Jim Woodruff Lock and Dam, Lake Seminole, Sneads, Florida

Jim Woodruff Lock and Dam is located on the Apalachicola River just south of the confluence of the Flint and Chattahoochee Rivers along the Georgia – Florida border. Construction was completed in 1954 and impounds Lake Seminole. The dam has a long history of excessive seepage along the right abutment and below the fixed crest spillway. Several karst features have been mapped over the years including sinkholes, both on land and along the lake bottom, and disappearing and reappearing streams. Such features were excavated and grouted during construction. Despite years of investigation of the dam foundation, there remains uncertainty on the flow paths of water below the fixed crest spillway and adjacent right abutment.   Seepage appearing in Polk Lake only accounts for about half of the water being discharged into the Apalachicola River at the “river boil”. The goal of this survey is to use complementary geophysical methods to determine if we can image karst features and potential groundwater pathways. 
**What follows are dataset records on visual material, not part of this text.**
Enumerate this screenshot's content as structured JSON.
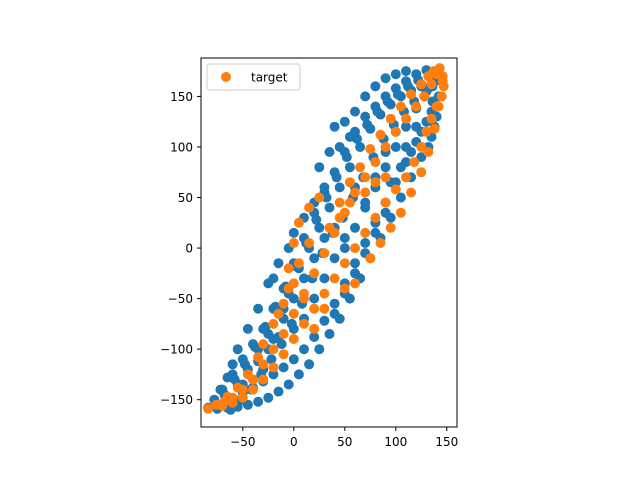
{
  "chart_data": {
    "type": "scatter",
    "title": "",
    "xlabel": "",
    "ylabel": "",
    "xlim": [
      -91,
      160
    ],
    "ylim": [
      -177,
      188
    ],
    "x_ticks": [
      -50,
      0,
      50,
      100,
      150
    ],
    "y_ticks": [
      -150,
      -100,
      -50,
      0,
      50,
      100,
      150
    ],
    "x_tick_labels": [
      "−50",
      "0",
      "50",
      "100",
      "150"
    ],
    "y_tick_labels": [
      "−150",
      "−100",
      "−50",
      "0",
      "50",
      "100",
      "150"
    ],
    "grid": false,
    "legend": {
      "position": "upper-left"
    },
    "series": [
      {
        "label": "",
        "color": "#1f77b4",
        "points": [
          [
            -84,
            -158
          ],
          [
            -78,
            -150
          ],
          [
            -70,
            -140
          ],
          [
            -60,
            -125
          ],
          [
            -50,
            -110
          ],
          [
            -40,
            -95
          ],
          [
            -30,
            -80
          ],
          [
            -20,
            -60
          ],
          [
            -10,
            -40
          ],
          [
            0,
            -15
          ],
          [
            10,
            10
          ],
          [
            20,
            35
          ],
          [
            30,
            55
          ],
          [
            40,
            75
          ],
          [
            50,
            95
          ],
          [
            60,
            115
          ],
          [
            70,
            130
          ],
          [
            80,
            140
          ],
          [
            90,
            150
          ],
          [
            100,
            158
          ],
          [
            110,
            165
          ],
          [
            120,
            172
          ],
          [
            130,
            176
          ],
          [
            138,
            170
          ],
          [
            142,
            150
          ],
          [
            140,
            130
          ],
          [
            135,
            110
          ],
          [
            125,
            90
          ],
          [
            115,
            70
          ],
          [
            105,
            50
          ],
          [
            95,
            30
          ],
          [
            85,
            10
          ],
          [
            75,
            -10
          ],
          [
            65,
            -30
          ],
          [
            55,
            -50
          ],
          [
            45,
            -70
          ],
          [
            35,
            -85
          ],
          [
            25,
            -100
          ],
          [
            15,
            -115
          ],
          [
            5,
            -125
          ],
          [
            -5,
            -135
          ],
          [
            -15,
            -142
          ],
          [
            -25,
            -148
          ],
          [
            -35,
            -152
          ],
          [
            -45,
            -155
          ],
          [
            -55,
            -157
          ],
          [
            -65,
            -158
          ],
          [
            -75,
            -159
          ],
          [
            -65,
            -148
          ],
          [
            -55,
            -135
          ],
          [
            -45,
            -120
          ],
          [
            -35,
            -100
          ],
          [
            -25,
            -85
          ],
          [
            -15,
            -65
          ],
          [
            -5,
            -45
          ],
          [
            5,
            -20
          ],
          [
            15,
            0
          ],
          [
            25,
            20
          ],
          [
            35,
            40
          ],
          [
            45,
            60
          ],
          [
            55,
            80
          ],
          [
            65,
            100
          ],
          [
            75,
            118
          ],
          [
            85,
            132
          ],
          [
            95,
            142
          ],
          [
            105,
            150
          ],
          [
            115,
            156
          ],
          [
            125,
            160
          ],
          [
            132,
            158
          ],
          [
            136,
            145
          ],
          [
            130,
            125
          ],
          [
            120,
            105
          ],
          [
            110,
            85
          ],
          [
            100,
            65
          ],
          [
            90,
            45
          ],
          [
            80,
            25
          ],
          [
            70,
            5
          ],
          [
            60,
            -15
          ],
          [
            50,
            -35
          ],
          [
            40,
            -55
          ],
          [
            30,
            -72
          ],
          [
            20,
            -88
          ],
          [
            10,
            -100
          ],
          [
            0,
            -110
          ],
          [
            -10,
            -118
          ],
          [
            -20,
            -125
          ],
          [
            -30,
            -132
          ],
          [
            -40,
            -138
          ],
          [
            -50,
            -143
          ],
          [
            -60,
            -150
          ],
          [
            -70,
            -155
          ],
          [
            -62,
            -160
          ],
          [
            -52,
            -150
          ],
          [
            -42,
            -140
          ],
          [
            -32,
            -125
          ],
          [
            -22,
            -110
          ],
          [
            -12,
            -95
          ],
          [
            -2,
            -75
          ],
          [
            8,
            -55
          ],
          [
            18,
            -30
          ],
          [
            28,
            -5
          ],
          [
            38,
            15
          ],
          [
            48,
            30
          ],
          [
            58,
            50
          ],
          [
            68,
            70
          ],
          [
            78,
            90
          ],
          [
            88,
            108
          ],
          [
            98,
            122
          ],
          [
            108,
            135
          ],
          [
            118,
            145
          ],
          [
            128,
            150
          ],
          [
            136,
            160
          ],
          [
            140,
            166
          ],
          [
            132,
            170
          ],
          [
            122,
            166
          ],
          [
            112,
            160
          ],
          [
            102,
            152
          ],
          [
            92,
            145
          ],
          [
            82,
            135
          ],
          [
            72,
            122
          ],
          [
            62,
            108
          ],
          [
            52,
            90
          ],
          [
            42,
            70
          ],
          [
            32,
            50
          ],
          [
            22,
            28
          ],
          [
            12,
            5
          ],
          [
            2,
            -18
          ],
          [
            -8,
            -38
          ],
          [
            -18,
            -58
          ],
          [
            -28,
            -78
          ],
          [
            -38,
            -98
          ],
          [
            -48,
            -115
          ],
          [
            -58,
            -130
          ],
          [
            -68,
            -145
          ],
          [
            60,
            60
          ],
          [
            70,
            40
          ],
          [
            80,
            60
          ],
          [
            90,
            80
          ],
          [
            100,
            100
          ],
          [
            110,
            120
          ],
          [
            120,
            138
          ],
          [
            130,
            155
          ],
          [
            40,
            20
          ],
          [
            50,
            0
          ],
          [
            60,
            20
          ],
          [
            70,
            45
          ],
          [
            80,
            70
          ],
          [
            90,
            95
          ],
          [
            100,
            115
          ],
          [
            110,
            100
          ],
          [
            120,
            120
          ],
          [
            30,
            10
          ],
          [
            20,
            -10
          ],
          [
            10,
            -30
          ],
          [
            0,
            -50
          ],
          [
            -10,
            -70
          ],
          [
            -20,
            -90
          ],
          [
            -20,
            -30
          ],
          [
            -10,
            -60
          ],
          [
            0,
            -80
          ],
          [
            10,
            -70
          ],
          [
            20,
            -50
          ],
          [
            30,
            -30
          ],
          [
            40,
            -10
          ],
          [
            50,
            10
          ],
          [
            95,
            65
          ],
          [
            105,
            80
          ],
          [
            115,
            95
          ],
          [
            125,
            115
          ],
          [
            135,
            135
          ],
          [
            140,
            140
          ],
          [
            138,
            120
          ],
          [
            132,
            100
          ],
          [
            90,
            35
          ],
          [
            80,
            15
          ],
          [
            70,
            -5
          ],
          [
            60,
            -25
          ],
          [
            50,
            -45
          ],
          [
            40,
            -65
          ],
          [
            -30,
            -120
          ],
          [
            -40,
            -130
          ],
          [
            -50,
            -135
          ],
          [
            -35,
            -112
          ],
          [
            -25,
            -100
          ],
          [
            -15,
            -88
          ],
          [
            55,
            110
          ],
          [
            45,
            100
          ],
          [
            50,
            125
          ],
          [
            60,
            135
          ],
          [
            70,
            150
          ],
          [
            80,
            160
          ],
          [
            90,
            168
          ],
          [
            100,
            172
          ],
          [
            110,
            175
          ],
          [
            35,
            95
          ],
          [
            25,
            80
          ],
          [
            40,
            120
          ],
          [
            30,
            60
          ],
          [
            20,
            45
          ],
          [
            10,
            30
          ],
          [
            0,
            15
          ],
          [
            -5,
            0
          ],
          [
            -15,
            -15
          ],
          [
            -25,
            -35
          ],
          [
            -35,
            -60
          ],
          [
            -45,
            -80
          ],
          [
            -55,
            -100
          ],
          [
            -60,
            -115
          ],
          [
            -65,
            -128
          ],
          [
            -72,
            -140
          ]
        ]
      },
      {
        "label": "target",
        "color": "#ff7f0e",
        "points": [
          [
            -84,
            -159
          ],
          [
            -76,
            -155
          ],
          [
            -68,
            -152
          ],
          [
            -60,
            -148
          ],
          [
            -50,
            -140
          ],
          [
            -40,
            -130
          ],
          [
            -30,
            -115
          ],
          [
            -20,
            -100
          ],
          [
            -10,
            -85
          ],
          [
            0,
            -65
          ],
          [
            10,
            -45
          ],
          [
            20,
            -25
          ],
          [
            30,
            -5
          ],
          [
            40,
            15
          ],
          [
            50,
            35
          ],
          [
            60,
            55
          ],
          [
            70,
            70
          ],
          [
            80,
            85
          ],
          [
            90,
            100
          ],
          [
            100,
            115
          ],
          [
            110,
            128
          ],
          [
            120,
            140
          ],
          [
            128,
            150
          ],
          [
            135,
            162
          ],
          [
            140,
            172
          ],
          [
            143,
            178
          ],
          [
            146,
            170
          ],
          [
            147,
            160
          ],
          [
            145,
            150
          ],
          [
            140,
            140
          ],
          [
            135,
            128
          ],
          [
            130,
            115
          ],
          [
            125,
            100
          ],
          [
            118,
            85
          ],
          [
            110,
            70
          ],
          [
            100,
            58
          ],
          [
            90,
            45
          ],
          [
            80,
            30
          ],
          [
            70,
            15
          ],
          [
            60,
            0
          ],
          [
            50,
            -15
          ],
          [
            40,
            -30
          ],
          [
            30,
            -45
          ],
          [
            20,
            -60
          ],
          [
            10,
            -75
          ],
          [
            0,
            -90
          ],
          [
            -10,
            -105
          ],
          [
            -20,
            -118
          ],
          [
            -30,
            -130
          ],
          [
            -40,
            -140
          ],
          [
            -50,
            -148
          ],
          [
            -60,
            -153
          ],
          [
            -70,
            -156
          ],
          [
            -5,
            -20
          ],
          [
            0,
            5
          ],
          [
            5,
            25
          ],
          [
            15,
            40
          ],
          [
            25,
            50
          ],
          [
            45,
            45
          ],
          [
            55,
            65
          ],
          [
            65,
            80
          ],
          [
            75,
            98
          ],
          [
            85,
            112
          ],
          [
            95,
            128
          ],
          [
            105,
            140
          ],
          [
            115,
            152
          ],
          [
            125,
            162
          ],
          [
            132,
            170
          ],
          [
            137,
            175
          ],
          [
            20,
            -80
          ],
          [
            30,
            -60
          ],
          [
            50,
            -40
          ],
          [
            60,
            -35
          ],
          [
            75,
            -10
          ],
          [
            85,
            5
          ],
          [
            95,
            20
          ],
          [
            105,
            35
          ],
          [
            115,
            55
          ],
          [
            125,
            75
          ],
          [
            132,
            95
          ],
          [
            138,
            118
          ],
          [
            142,
            140
          ],
          [
            146,
            165
          ],
          [
            -15,
            -65
          ],
          [
            -5,
            -40
          ],
          [
            5,
            -15
          ],
          [
            15,
            5
          ],
          [
            35,
            20
          ],
          [
            45,
            30
          ],
          [
            55,
            45
          ],
          [
            70,
            55
          ],
          [
            80,
            65
          ],
          [
            90,
            70
          ],
          [
            10,
            -50
          ],
          [
            0,
            -35
          ],
          [
            -10,
            -55
          ],
          [
            -20,
            -75
          ],
          [
            -30,
            -95
          ],
          [
            -35,
            -108
          ],
          [
            -45,
            -125
          ],
          [
            -55,
            -138
          ],
          [
            -65,
            -147
          ]
        ]
      }
    ]
  }
}
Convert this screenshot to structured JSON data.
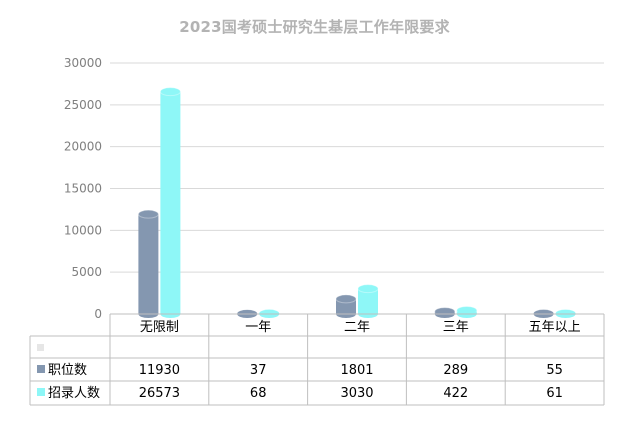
{
  "chart_data": {
    "type": "bar",
    "title": "2023国考硕士研究生基层工作年限要求",
    "categories": [
      "无限制",
      "一年",
      "二年",
      "三年",
      "五年以上"
    ],
    "series": [
      {
        "name": "职位数",
        "values": [
          11930,
          37,
          1801,
          289,
          55
        ],
        "color": "#8497b0"
      },
      {
        "name": "招录人数",
        "values": [
          26573,
          68,
          3030,
          422,
          61
        ],
        "color": "#8ef7f7"
      }
    ],
    "yticks": [
      "0",
      "5000",
      "10000",
      "15000",
      "20000",
      "25000",
      "30000"
    ],
    "ylim": [
      0,
      30000
    ],
    "grid": true,
    "data_table": true,
    "legend": "in data table"
  }
}
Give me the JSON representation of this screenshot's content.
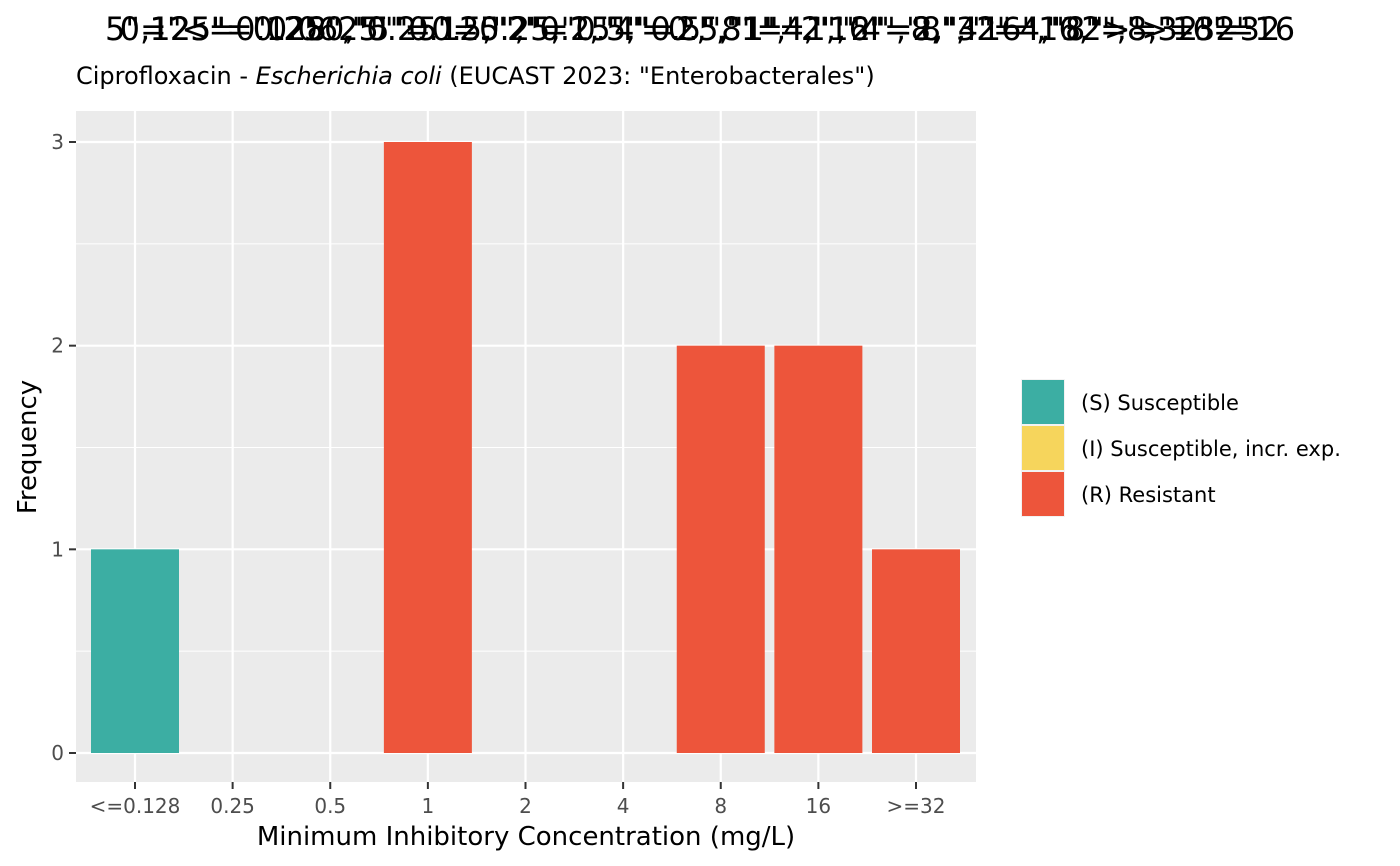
{
  "chart_data": {
    "type": "bar",
    "title": "",
    "title_overlay": [
      "0,125\"=0.250,\"5\"=0.5,\"2\"=1,\"4\"=2,\"8\"=4,\"16\"=8,\"32\"=16,\">=32\"=32",
      "5\"=\"<=0.128\",\"0.25\"=0.25,\"0.5\"=0.5,\"1\"=1,\"2\"=2,\"4\"=4,\"8\"=8,\"16\"=16",
      "125\"=\"0.0625\"\"0.125\",\"0.25\",\"0.5\",\"1\",\"2\",\"4\",\"8\",\"16\",\"32\",\">=32\""
    ],
    "subtitle_prefix": "Ciprofloxacin - ",
    "subtitle_italic": "Escherichia coli",
    "subtitle_suffix": " (EUCAST 2023: \"Enterobacterales\")",
    "xlabel": "Minimum Inhibitory Concentration (mg/L)",
    "ylabel": "Frequency",
    "categories": [
      "<=0.128",
      "0.25",
      "0.5",
      "1",
      "2",
      "4",
      "8",
      "16",
      ">=32"
    ],
    "bars": [
      {
        "category": "<=0.128",
        "value": 1,
        "interpretation": "S"
      },
      {
        "category": "1",
        "value": 3,
        "interpretation": "R"
      },
      {
        "category": "8",
        "value": 2,
        "interpretation": "R"
      },
      {
        "category": "16",
        "value": 2,
        "interpretation": "R"
      },
      {
        "category": ">=32",
        "value": 1,
        "interpretation": "R"
      }
    ],
    "ylim": [
      0,
      3
    ],
    "yticks": [
      0,
      1,
      2,
      3
    ],
    "grid": true,
    "legend_position": "right",
    "legend": [
      {
        "key": "S",
        "label": "(S) Susceptible",
        "color": "#3CAEA3"
      },
      {
        "key": "I",
        "label": "(I) Susceptible, incr. exp.",
        "color": "#F6D55C"
      },
      {
        "key": "R",
        "label": "(R) Resistant",
        "color": "#ED553B"
      }
    ],
    "panel_background": "#EBEBEB",
    "grid_color": "#FFFFFF"
  }
}
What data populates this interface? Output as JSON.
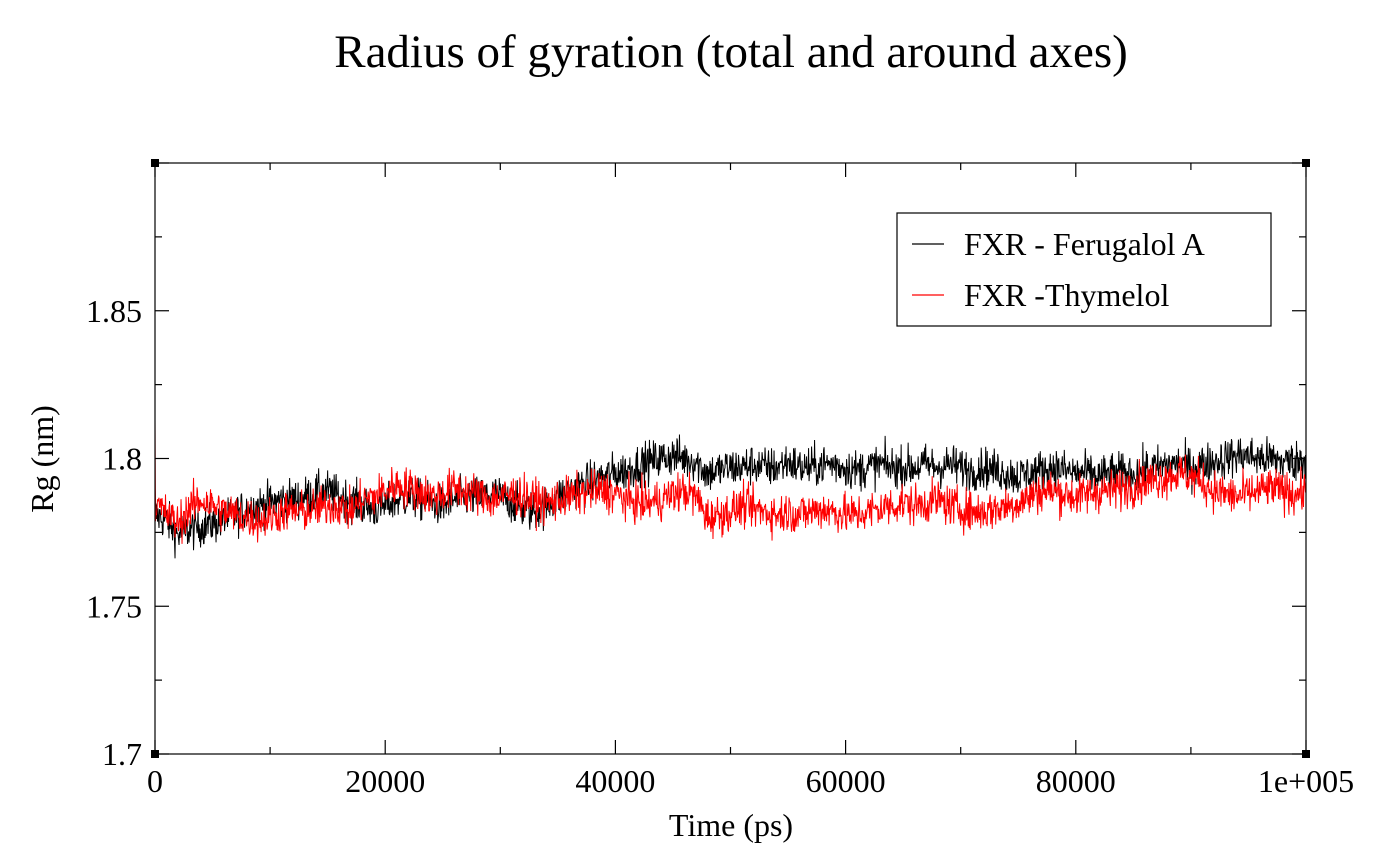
{
  "chart_data": {
    "type": "line",
    "title": "Radius of gyration (total and around axes)",
    "xlabel": "Time (ps)",
    "ylabel": "Rg (nm)",
    "xlim": [
      0,
      100000
    ],
    "ylim": [
      1.7,
      1.9
    ],
    "x_ticks": [
      0,
      20000,
      40000,
      60000,
      80000,
      100000
    ],
    "x_tick_labels": [
      "0",
      "20000",
      "40000",
      "60000",
      "80000",
      "1e+005"
    ],
    "y_ticks": [
      1.7,
      1.75,
      1.8,
      1.85
    ],
    "y_tick_labels": [
      "1.7",
      "1.75",
      "1.8",
      "1.85"
    ],
    "grid": false,
    "legend_position": "top-right",
    "x_step": 1000,
    "series": [
      {
        "name": "FXR - Ferugalol A",
        "color": "#000000",
        "noise": 0.007,
        "values": [
          1.781,
          1.779,
          1.774,
          1.776,
          1.777,
          1.778,
          1.779,
          1.781,
          1.783,
          1.784,
          1.785,
          1.786,
          1.786,
          1.787,
          1.788,
          1.789,
          1.787,
          1.786,
          1.784,
          1.783,
          1.784,
          1.786,
          1.787,
          1.786,
          1.785,
          1.784,
          1.786,
          1.787,
          1.787,
          1.788,
          1.787,
          1.785,
          1.783,
          1.782,
          1.784,
          1.787,
          1.789,
          1.791,
          1.792,
          1.794,
          1.795,
          1.796,
          1.798,
          1.799,
          1.8,
          1.801,
          1.8,
          1.799,
          1.795,
          1.796,
          1.797,
          1.797,
          1.798,
          1.797,
          1.797,
          1.799,
          1.797,
          1.797,
          1.798,
          1.798,
          1.797,
          1.796,
          1.797,
          1.798,
          1.797,
          1.797,
          1.797,
          1.798,
          1.797,
          1.798,
          1.797,
          1.796,
          1.797,
          1.796,
          1.795,
          1.794,
          1.795,
          1.796,
          1.797,
          1.796,
          1.795,
          1.795,
          1.794,
          1.795,
          1.795,
          1.795,
          1.796,
          1.797,
          1.798,
          1.798,
          1.797,
          1.798,
          1.799,
          1.8,
          1.801,
          1.801,
          1.8,
          1.8,
          1.799,
          1.799,
          1.8
        ]
      },
      {
        "name": "FXR -Thymelol",
        "color": "#ff0000",
        "noise": 0.007,
        "values": [
          1.785,
          1.781,
          1.778,
          1.783,
          1.786,
          1.784,
          1.782,
          1.781,
          1.78,
          1.779,
          1.78,
          1.782,
          1.782,
          1.782,
          1.783,
          1.784,
          1.784,
          1.782,
          1.786,
          1.787,
          1.789,
          1.791,
          1.79,
          1.789,
          1.787,
          1.788,
          1.79,
          1.789,
          1.788,
          1.786,
          1.787,
          1.788,
          1.787,
          1.786,
          1.785,
          1.786,
          1.787,
          1.788,
          1.789,
          1.789,
          1.788,
          1.786,
          1.785,
          1.785,
          1.786,
          1.788,
          1.789,
          1.787,
          1.78,
          1.781,
          1.782,
          1.784,
          1.783,
          1.782,
          1.781,
          1.782,
          1.781,
          1.782,
          1.783,
          1.782,
          1.781,
          1.781,
          1.782,
          1.783,
          1.784,
          1.785,
          1.784,
          1.785,
          1.786,
          1.784,
          1.783,
          1.782,
          1.782,
          1.783,
          1.784,
          1.785,
          1.787,
          1.789,
          1.789,
          1.788,
          1.787,
          1.788,
          1.789,
          1.789,
          1.79,
          1.791,
          1.792,
          1.793,
          1.794,
          1.795,
          1.794,
          1.792,
          1.789,
          1.788,
          1.787,
          1.788,
          1.789,
          1.79,
          1.789,
          1.788,
          1.789
        ]
      }
    ]
  }
}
The geophysical methods selected were electrical resistivity tomography (ERT), electromagnetic induction (EMI), self-potential (SP), and ground penetrating radar (GPR). The field campaign was completed in March 2018.

Jim Woodruff Lock and Dam Power House

The Jim Woodruff Lock and Dam power house, FL. View is to the east.

(Credit: Beth Burton, USGS. Public domain.)

geophysical equipment near dam spillway

Electrical resistivity tomography (ERT) equipment deployed parallel to the downstream toe of the Jim Woodruff fixed-crest spillway, FL. View is to the east.

(Credit: Beth Burton, USGS. Public domain.)

geophysical equipment near lake

Electrical resistivity tomography (ERT) equipment deployed along Lake Seminole, FL,  and across the fish deck area. View is to the northeast.

(Credit: Beth Burton, USGS. Public domain.)

geophysical equipment deployed near lake

Electrical resistivity tomography (ERT) equipment deployed along Lake Seminole, FL, and across the fish deck area. View is to the south.

(Credit: Beth Burton, USGS. Public domain.)

man gathering geophysical data near lake shore

Lew Hunter (USACE) acquiring electromagnetic induction (EMI) data on the right embankment along the western shore of Lake Seminole, FL. View is to the south.